Dimentichiamo la legge della giungla. Dimentichiamo la regola del più forte che mangia il più debole. Dimentichiamo per un istante l’idea, ormai da troppo tempo radicata, che gli anelli deboli della catena vadano lasciati indietro, abbandonati. Dimentichiamo tutto e lasciamoci andare alla fantasia. All’ideale di un mondo perfetto, in cui regni la solidarietà, la fratellanza. In cui gli indifesi abbiano sempre le spalle coperte, i prepotenti siano assicurati alla giustizia. Un mondo in cui il gruppo aiuti e non isoli, non abbandoni.
Un’utopia? Un’illusione? Forse per gli esseri umani. Non di certo per il mondo animale. Ed è proprio da lì che ci giunge una lezione di vita, di umiltà e di solidarietà. È la storia di Achille, lupo solitario. Che da oggi solo non è più.
Caduto in una trappola e ferito quasi mortalmente alla zampa, il giovane lupo della riserva naturale di Monte Rufeno non è più autosufficiente. Ha bisogno di tutto. Di essere accompagnato al torrente per andare a bere.

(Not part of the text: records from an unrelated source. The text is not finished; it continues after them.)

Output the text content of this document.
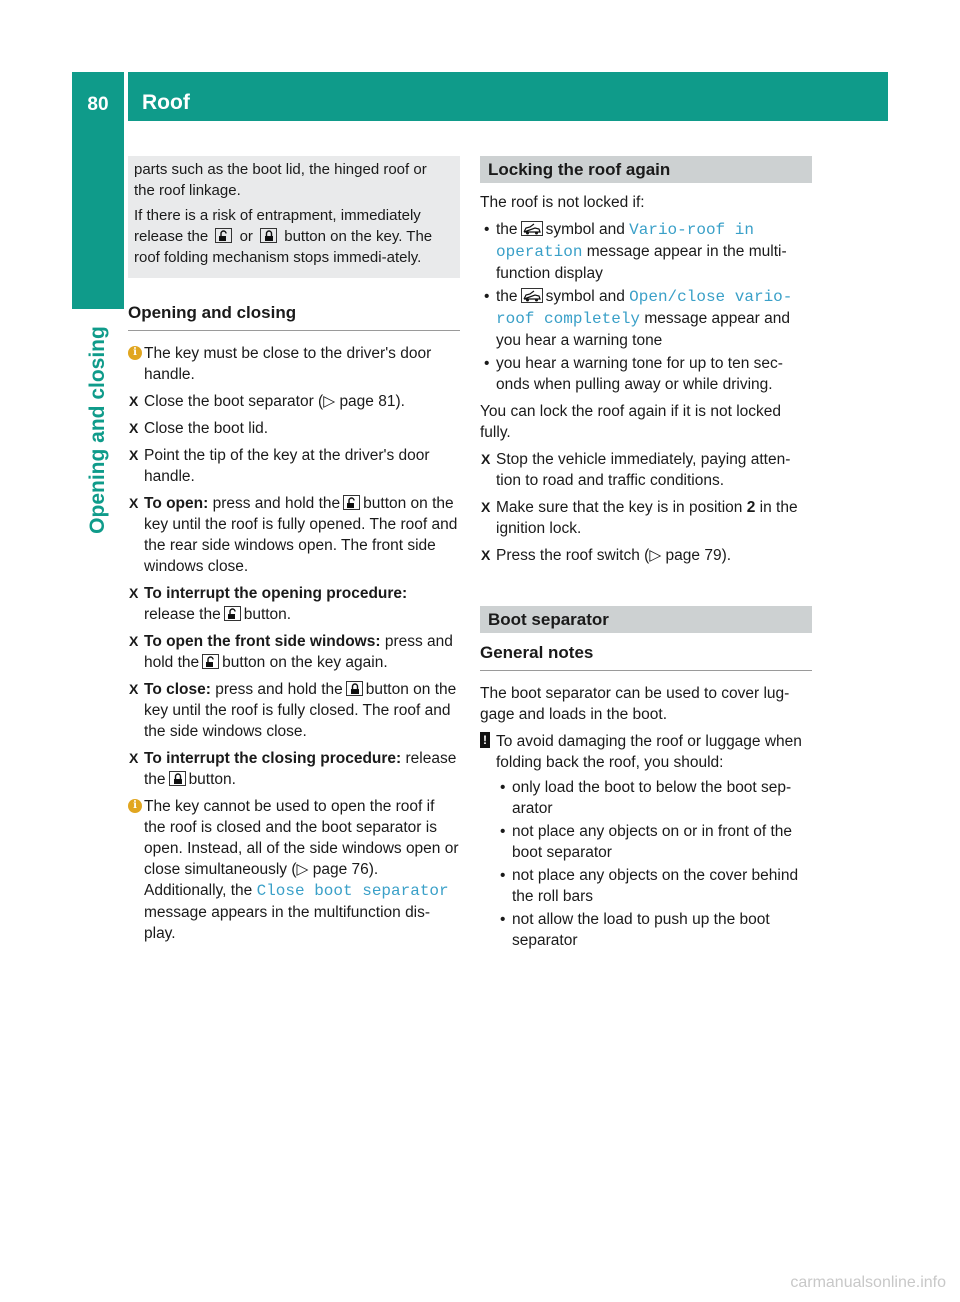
80	Roof
Opening and closing

parts such as the boot lid, the hinged roof or the roof linkage.

If there is a risk of entrapment, immediately release the or button on the key. The roof folding mechanism stops immedi-ately.

Opening and closing
i The key must be close to the driver's door handle.
X Close the boot separator (▷ page 81).
X Close the boot lid.
X Point the tip of the key at the driver's door handle.
X To open: press and hold the button on the key until the roof is fully opened. The roof and the rear side windows open. The front side windows close.
X To interrupt the opening procedure: release the button.
X To open the front side windows: press and hold the button on the key again.
X To close: press and hold the button on the key until the roof is fully closed. The roof and the side windows close.
X To interrupt the closing procedure: release the button.
i The key cannot be used to open the roof if the roof is closed and the boot separator is open. Instead, all of the side windows open or close simultaneously (▷ page 76). Additionally, the Close boot separator message appears in the multifunction dis-play.
Locking the roof again
The roof is not locked if:
• the symbol and Vario-roof in operation message appear in the multi-function display
• the symbol and Open/close vario-roof completely message appear and you hear a warning tone
• you hear a warning tone for up to ten sec-onds when pulling away or while driving.
You can lock the roof again if it is not locked fully.
X Stop the vehicle immediately, paying atten-tion to road and traffic conditions.
X Make sure that the key is in position 2 in the ignition lock.
X Press the roof switch (▷ page 79).
Boot separator
General notes
The boot separator can be used to cover lug-gage and loads in the boot.
! To avoid damaging the roof or luggage when folding back the roof, you should:
• only load the boot to below the boot sep-arator
• not place any objects on or in front of the boot separator
• not place any objects on the cover behind the roll bars
• not allow the load to push up the boot separator
carmanualsonline.info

Di qualcuno che si procuri per lui un buon pasto. Ha bisogno di tempo e soprattutto degli altri. Di quell’altruismo di cui solo gli animali possono essere capaci.
Da chi andare, allora, se non da quel branco da cui lui, per scelta di vita, si era allontanato? Dove tornare in cerca di aiuto, se non a casa? Ed è lì che viene accolto a “zampe aperte”. È lì che, malconcio e con passo incerto, oggi può ritrovare la sua serenità e tranquillità.
Nel suo branco, infatti, Achille si reintegra completamente: passano i giorni, i mesi, ma lui non molla. Non si ferma, va avanti per restare con gli altri, nonostante faccia fatica a camminare, sulle sue tre zampe. E il branco non molla con lui: i compagni cacciano e dividono il bottino. Durante gli spostamenti, procedono lentamente, aspettandolo, anche se è Achille ad aprire la fila indiana. E nel branco questo ha solo un significato: sarebbe il primo ad essere sacrificato nel caso di attacco, ma darebbe il tempo agli altri di mettersi in salvo.
E ne siamo certi, anche se non sappiamo ululare alla luna. Per lui non sarebbe poi così male morire, sapendo però di aver salvato chi l’ha fatto rinascere.